Note that this could be reduced to only 5 wire buffers – for all values of ~numOsc! – if every Sum4 instance would immediately sum into the final output, instead of summing all Sum4 outputs at the very end. On the downside, the final sum would be done by individual + UGens instead of Sum4 UGens. Regarding the Sum4 optimization, there seems to be an implicit tradeoff between the number of UGens and the number of required wire buffers.

Spacechild1 · July 24, 2024, 11:24pm

I did some rough benchmarks and I could hardly see any notable performance difference between the sorted and unsorted graph, even with very large numbers of SinOscs (up to 1000). Maybe someone can come up with an example where there is a significant difference?

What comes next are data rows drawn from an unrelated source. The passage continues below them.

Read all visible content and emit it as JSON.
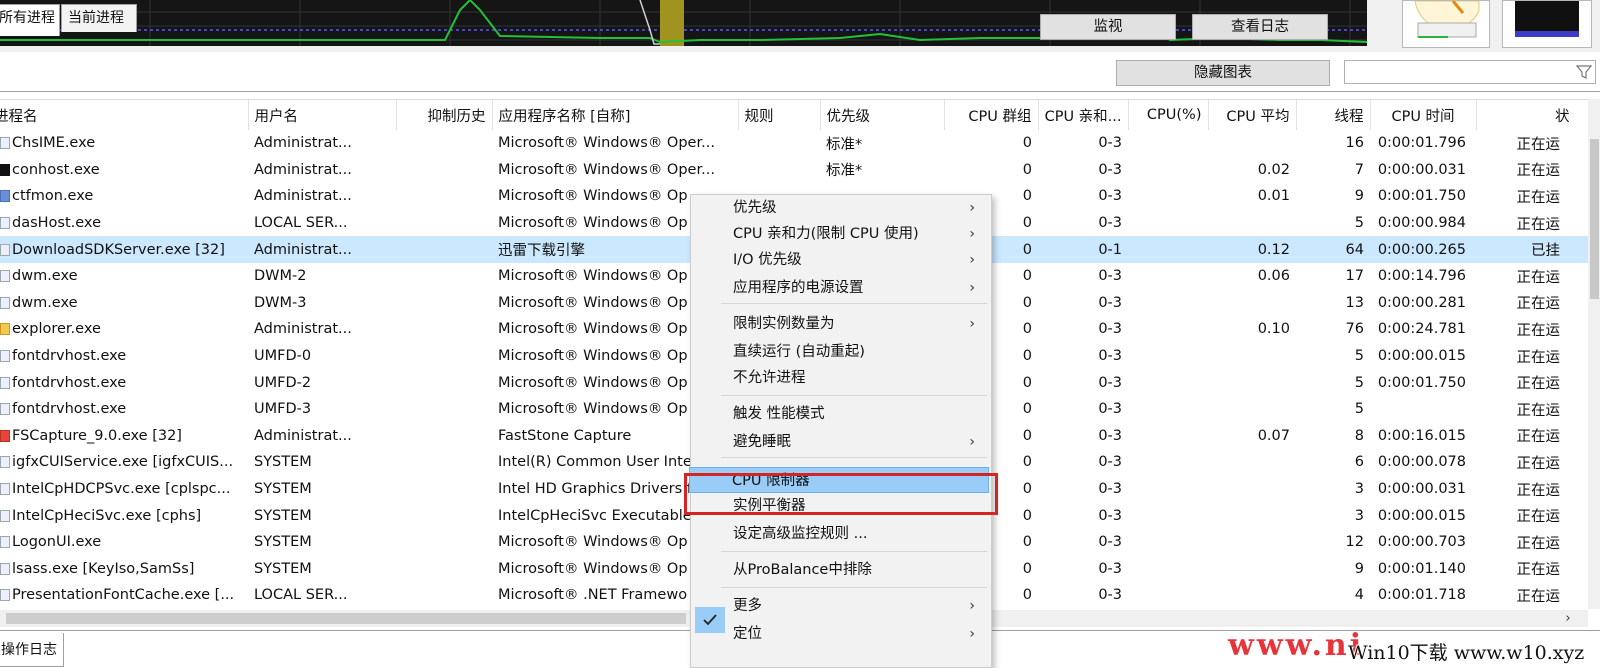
{
  "tabs": {
    "all": "所有进程",
    "current": "当前进程"
  },
  "toolbar": {
    "hide_graph": "隐藏图表",
    "filter_placeholder": ""
  },
  "columns": [
    "进程名",
    "用户名",
    "抑制历史",
    "应用程序名称 [自称]",
    "规则",
    "优先级",
    "CPU 群组",
    "CPU 亲和...",
    "CPU(%)",
    "CPU 平均",
    "线程",
    "CPU 时间",
    "状"
  ],
  "rows": [
    {
      "icon": "default",
      "name": "ChsIME.exe",
      "user": "Administrat...",
      "hist": "",
      "app": "Microsoft® Windows® Oper...",
      "rule": "",
      "prio": "标准*",
      "group": "0",
      "aff": "0-3",
      "cpu": "",
      "avg": "",
      "threads": "16",
      "time": "0:00:01.796",
      "state": "正在运"
    },
    {
      "icon": "black",
      "name": "conhost.exe",
      "user": "Administrat...",
      "hist": "",
      "app": "Microsoft® Windows® Oper...",
      "rule": "",
      "prio": "标准*",
      "group": "0",
      "aff": "0-3",
      "cpu": "",
      "avg": "0.02",
      "threads": "7",
      "time": "0:00:00.031",
      "state": "正在运"
    },
    {
      "icon": "blue",
      "name": "ctfmon.exe",
      "user": "Administrat...",
      "hist": "",
      "app": "Microsoft® Windows® Op",
      "rule": "",
      "prio": "",
      "group": "0",
      "aff": "0-3",
      "cpu": "",
      "avg": "0.01",
      "threads": "9",
      "time": "0:00:01.750",
      "state": "正在运"
    },
    {
      "icon": "default",
      "name": "dasHost.exe",
      "user": "LOCAL SER...",
      "hist": "",
      "app": "Microsoft® Windows® Op",
      "rule": "",
      "prio": "",
      "group": "0",
      "aff": "0-3",
      "cpu": "",
      "avg": "",
      "threads": "5",
      "time": "0:00:00.984",
      "state": "正在运"
    },
    {
      "icon": "default",
      "name": "DownloadSDKServer.exe [32]",
      "user": "Administrat...",
      "hist": "",
      "app": "迅雷下载引擎",
      "rule": "",
      "prio": "",
      "group": "0",
      "aff": "0-1",
      "cpu": "",
      "avg": "0.12",
      "threads": "64",
      "time": "0:00:00.265",
      "state": "已挂"
    },
    {
      "icon": "default",
      "name": "dwm.exe",
      "user": "DWM-2",
      "hist": "",
      "app": "Microsoft® Windows® Op",
      "rule": "",
      "prio": "",
      "group": "0",
      "aff": "0-3",
      "cpu": "",
      "avg": "0.06",
      "threads": "17",
      "time": "0:00:14.796",
      "state": "正在运"
    },
    {
      "icon": "default",
      "name": "dwm.exe",
      "user": "DWM-3",
      "hist": "",
      "app": "Microsoft® Windows® Op",
      "rule": "",
      "prio": "",
      "group": "0",
      "aff": "0-3",
      "cpu": "",
      "avg": "",
      "threads": "13",
      "time": "0:00:00.281",
      "state": "正在运"
    },
    {
      "icon": "yellow",
      "name": "explorer.exe",
      "user": "Administrat...",
      "hist": "",
      "app": "Microsoft® Windows® Op",
      "rule": "",
      "prio": "",
      "group": "0",
      "aff": "0-3",
      "cpu": "",
      "avg": "0.10",
      "threads": "76",
      "time": "0:00:24.781",
      "state": "正在运"
    },
    {
      "icon": "default",
      "name": "fontdrvhost.exe",
      "user": "UMFD-0",
      "hist": "",
      "app": "Microsoft® Windows® Op",
      "rule": "",
      "prio": "",
      "group": "0",
      "aff": "0-3",
      "cpu": "",
      "avg": "",
      "threads": "5",
      "time": "0:00:00.015",
      "state": "正在运"
    },
    {
      "icon": "default",
      "name": "fontdrvhost.exe",
      "user": "UMFD-2",
      "hist": "",
      "app": "Microsoft® Windows® Op",
      "rule": "",
      "prio": "",
      "group": "0",
      "aff": "0-3",
      "cpu": "",
      "avg": "",
      "threads": "5",
      "time": "0:00:01.750",
      "state": "正在运"
    },
    {
      "icon": "default",
      "name": "fontdrvhost.exe",
      "user": "UMFD-3",
      "hist": "",
      "app": "Microsoft® Windows® Op",
      "rule": "",
      "prio": "",
      "group": "0",
      "aff": "0-3",
      "cpu": "",
      "avg": "",
      "threads": "5",
      "time": "",
      "state": "正在运"
    },
    {
      "icon": "red",
      "name": "FSCapture_9.0.exe [32]",
      "user": "Administrat...",
      "hist": "",
      "app": "FastStone Capture",
      "rule": "",
      "prio": "",
      "group": "0",
      "aff": "0-3",
      "cpu": "",
      "avg": "0.07",
      "threads": "8",
      "time": "0:00:16.015",
      "state": "正在运"
    },
    {
      "icon": "default",
      "name": "igfxCUIService.exe [igfxCUIS...",
      "user": "SYSTEM",
      "hist": "",
      "app": "Intel(R) Common User Inte",
      "rule": "",
      "prio": "",
      "group": "0",
      "aff": "0-3",
      "cpu": "",
      "avg": "",
      "threads": "6",
      "time": "0:00:00.078",
      "state": "正在运"
    },
    {
      "icon": "default",
      "name": "IntelCpHDCPSvc.exe [cplspc...",
      "user": "SYSTEM",
      "hist": "",
      "app": "Intel HD Graphics Drivers f",
      "rule": "",
      "prio": "",
      "group": "0",
      "aff": "0-3",
      "cpu": "",
      "avg": "",
      "threads": "3",
      "time": "0:00:00.031",
      "state": "正在运"
    },
    {
      "icon": "default",
      "name": "IntelCpHeciSvc.exe [cphs]",
      "user": "SYSTEM",
      "hist": "",
      "app": "IntelCpHeciSvc Executable",
      "rule": "",
      "prio": "",
      "group": "0",
      "aff": "0-3",
      "cpu": "",
      "avg": "",
      "threads": "3",
      "time": "0:00:00.015",
      "state": "正在运"
    },
    {
      "icon": "default",
      "name": "LogonUI.exe",
      "user": "SYSTEM",
      "hist": "",
      "app": "Microsoft® Windows® Op",
      "rule": "",
      "prio": "",
      "group": "0",
      "aff": "0-3",
      "cpu": "",
      "avg": "",
      "threads": "12",
      "time": "0:00:00.703",
      "state": "正在运"
    },
    {
      "icon": "default",
      "name": "lsass.exe [KeyIso,SamSs]",
      "user": "SYSTEM",
      "hist": "",
      "app": "Microsoft® Windows® Op",
      "rule": "",
      "prio": "",
      "group": "0",
      "aff": "0-3",
      "cpu": "",
      "avg": "",
      "threads": "9",
      "time": "0:00:01.140",
      "state": "正在运"
    },
    {
      "icon": "default",
      "name": "PresentationFontCache.exe [...",
      "user": "LOCAL SER...",
      "hist": "",
      "app": "Microsoft® .NET Framewo",
      "rule": "",
      "prio": "",
      "group": "0",
      "aff": "0-3",
      "cpu": "",
      "avg": "",
      "threads": "4",
      "time": "0:00:01.718",
      "state": "正在运"
    }
  ],
  "menu": {
    "items": [
      {
        "label": "优先级",
        "arrow": "›"
      },
      {
        "label": "CPU 亲和力(限制 CPU 使用)",
        "arrow": "›"
      },
      {
        "label": "I/O 优先级",
        "arrow": "›"
      },
      {
        "label": "应用程序的电源设置",
        "arrow": "›"
      },
      {
        "label": "限制实例数量为",
        "arrow": "›"
      },
      {
        "label": "直续运行 (自动重起)",
        "arrow": ""
      },
      {
        "label": "不允许进程",
        "arrow": ""
      },
      {
        "label": "触发 性能模式",
        "arrow": ""
      },
      {
        "label": "避免睡眠",
        "arrow": "›"
      },
      {
        "label": "CPU 限制器",
        "arrow": ""
      },
      {
        "label": "实例平衡器",
        "arrow": ""
      },
      {
        "label": "设定高级监控规则 ...",
        "arrow": ""
      },
      {
        "label": "从ProBalance中排除",
        "arrow": ""
      },
      {
        "label": "更多",
        "arrow": "›"
      },
      {
        "label": "定位",
        "arrow": "›"
      }
    ]
  },
  "bottom": {
    "log_tab": "操作日志",
    "monitor": "监视",
    "view_log": "查看日志"
  },
  "watermark": {
    "left": "www.ni",
    "right": "Win10下载 www.w10.xyz"
  },
  "scroll": {
    "right_arrow": "›"
  },
  "colors": {
    "selected_row": "#cce8ff",
    "menu_highlight": "#99ccf7",
    "annotation_frame": "#d42424",
    "graph_line": "#22c13a"
  }
}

Note: For now I only tested with scsynth which has a single array of wire buffers that is used by all Synths. In Supernova, however, every Synth has its own wire buffers (for thread-safety reasons), so the larger number of wire buffers could add up and harm overall performance.

Spacechild1 · July 24, 2024, 11:28pm

(For testing purposes I’ve added class members to SynthDef which allow me easily enable/disable certain optimization passes, so I can compare the results. For example, with SynthDef.useTopologicalSort I can enable/disable topological sorting.)

muellmusik · July 25, 2024, 2:06am

Sorry, poor choice of words perhaps. I mean cases where the ordering needs to reflect parallel streams or branches of UGens, i.e. where depth first sorts will fail.

Probably useful to start here:

WidthFirstUGen.dumpClassSubtree;
WidthFirstUGen
[
  PV_ChainUGen
  [
    PV_MagShift
    PV_MagDiv
    PV_JensenAndersen
    PV_MagFreeze
    PV_RandWipe
    FFT
    PV_MagAbove
      [ PV_MagClip PV_LocalMax PV_MagBelow ]
    PV_Diffuser
    PV_HainsworthFoote
    PV_Decorrelate
    PV_RectComb
    PV_BinShift
    PV_BinScramble
    PV_BrickWall
    FFTTrigger
    PV_BinWipe
    PV_RandComb
    PV_MagSquared
      [ PV_PhaseShift270 PV_MagNoise PV_Conj PV_PhaseShift90 ]
    PV_MagSmear
    PackFFT
    PV_RectComb2
    PV_PhaseShift
    PV_MagMul
    [
      PV_Max
      PV_Mul
      PV_Min
      PV_CopyPhase
      PV_Div
      PV_Copy
      PV_Add
    ]
    PV_ConformalMap
  ]
  LocalBuf
  RandSeed
  SetBuf
  ClearBuf
  RandID
  IFFT
]

That was the intent with WidthFirstUGen, IIRC.